Edit: I just looked into this & there are a few explanations for what is going on. Both general relativity & quantum mechanics are incomplete theories but there are several explanations that account for the seeming losses that seem reasonable to me.
1. Lie groups describe local symmetries. Nothing about the global system
2. From a SR point of view, energy in one reference frame does not have to match energy in another reference frame. Just that in each of those reference frames, the energy is conserved.
3. The conservation/constraint in GR is not energy but the divergence of the stress-energy tensor. The "lost" energy of the photo goes into other elements of the tensor.
4. You can get some global conservations when space time exhibits global symmetries. This doesn't apply to an expanding universe. This does apply to non rotating, non charged black holes. Local symmetries still hold.
But there's a much more striking example that highlights just how badly energy conservation can be violated. It's called cosmic inflation. General relativity predicts that if empty space in a 'false vacuum' state will expand exponentially. A false vacuum occurs if empty space has excess energy, which can happen in quantum field theory. But if empty space has excess energy, and more space is being created by expansion, then new energy is being created out of nothing at an exponential rate!

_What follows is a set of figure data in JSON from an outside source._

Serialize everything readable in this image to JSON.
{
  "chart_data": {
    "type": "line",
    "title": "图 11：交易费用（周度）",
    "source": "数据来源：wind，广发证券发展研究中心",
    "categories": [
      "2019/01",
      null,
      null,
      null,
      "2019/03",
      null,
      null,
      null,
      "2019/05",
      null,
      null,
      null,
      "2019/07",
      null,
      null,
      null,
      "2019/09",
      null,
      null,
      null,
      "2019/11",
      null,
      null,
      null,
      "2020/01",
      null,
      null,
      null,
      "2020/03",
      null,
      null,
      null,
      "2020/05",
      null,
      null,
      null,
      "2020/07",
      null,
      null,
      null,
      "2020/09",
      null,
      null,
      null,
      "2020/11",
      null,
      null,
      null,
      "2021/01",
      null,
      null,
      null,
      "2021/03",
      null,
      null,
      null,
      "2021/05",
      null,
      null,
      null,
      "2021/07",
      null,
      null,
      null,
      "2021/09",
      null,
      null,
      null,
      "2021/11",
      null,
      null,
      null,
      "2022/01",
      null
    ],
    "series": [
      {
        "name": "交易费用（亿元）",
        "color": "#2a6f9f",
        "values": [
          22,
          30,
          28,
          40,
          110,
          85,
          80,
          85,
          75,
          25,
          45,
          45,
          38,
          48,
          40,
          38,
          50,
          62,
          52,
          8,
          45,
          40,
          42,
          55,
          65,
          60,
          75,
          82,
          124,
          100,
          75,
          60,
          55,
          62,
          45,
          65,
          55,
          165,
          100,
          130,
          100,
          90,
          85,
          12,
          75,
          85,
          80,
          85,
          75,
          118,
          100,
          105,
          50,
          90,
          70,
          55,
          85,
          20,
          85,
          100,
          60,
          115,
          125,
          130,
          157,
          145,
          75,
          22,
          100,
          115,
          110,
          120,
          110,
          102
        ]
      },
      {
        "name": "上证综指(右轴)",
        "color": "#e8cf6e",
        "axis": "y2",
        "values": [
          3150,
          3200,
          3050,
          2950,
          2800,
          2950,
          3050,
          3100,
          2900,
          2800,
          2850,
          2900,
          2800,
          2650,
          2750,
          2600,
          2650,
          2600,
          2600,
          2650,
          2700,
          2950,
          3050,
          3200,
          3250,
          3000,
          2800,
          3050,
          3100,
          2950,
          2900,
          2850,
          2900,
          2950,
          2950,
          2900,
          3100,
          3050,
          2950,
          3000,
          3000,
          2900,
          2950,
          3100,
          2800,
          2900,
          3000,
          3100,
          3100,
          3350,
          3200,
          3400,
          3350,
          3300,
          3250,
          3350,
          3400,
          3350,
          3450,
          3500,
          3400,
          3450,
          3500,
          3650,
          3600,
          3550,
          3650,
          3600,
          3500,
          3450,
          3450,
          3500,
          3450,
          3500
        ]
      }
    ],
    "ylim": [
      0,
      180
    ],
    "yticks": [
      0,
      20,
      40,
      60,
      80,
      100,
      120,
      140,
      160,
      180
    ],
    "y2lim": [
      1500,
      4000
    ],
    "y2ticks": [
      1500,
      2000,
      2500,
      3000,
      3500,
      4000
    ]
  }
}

Inflation is currently the best model for what happened before the Big Bang. Space expanded until the false vacuum state decayed, releasing all this free energy to create the big bang.
Alan Guth's book, The Inflationary Universe, is a great book on the topic that is very readable.
https://en.wikipedia.org/wiki/An_Exceptionally_Simple_Theory...
This article is the shallowest I have read from quanta magazine. I expected more, give there articles in mathematics.
> Though they’re defined by just a few rules, groups help illuminate an astonishing range of mysteries.
An astute reader at this point will go look up the definition of groups and come away completely mystified how they illuminate anything (hint: they do not).
A better statement is that many things that illuminate a wide range of mysteries form groups. By themselves, the group laws regarding these things tell you very little. It's the various individual or collective behaviors of certain groups that illuminate these areas.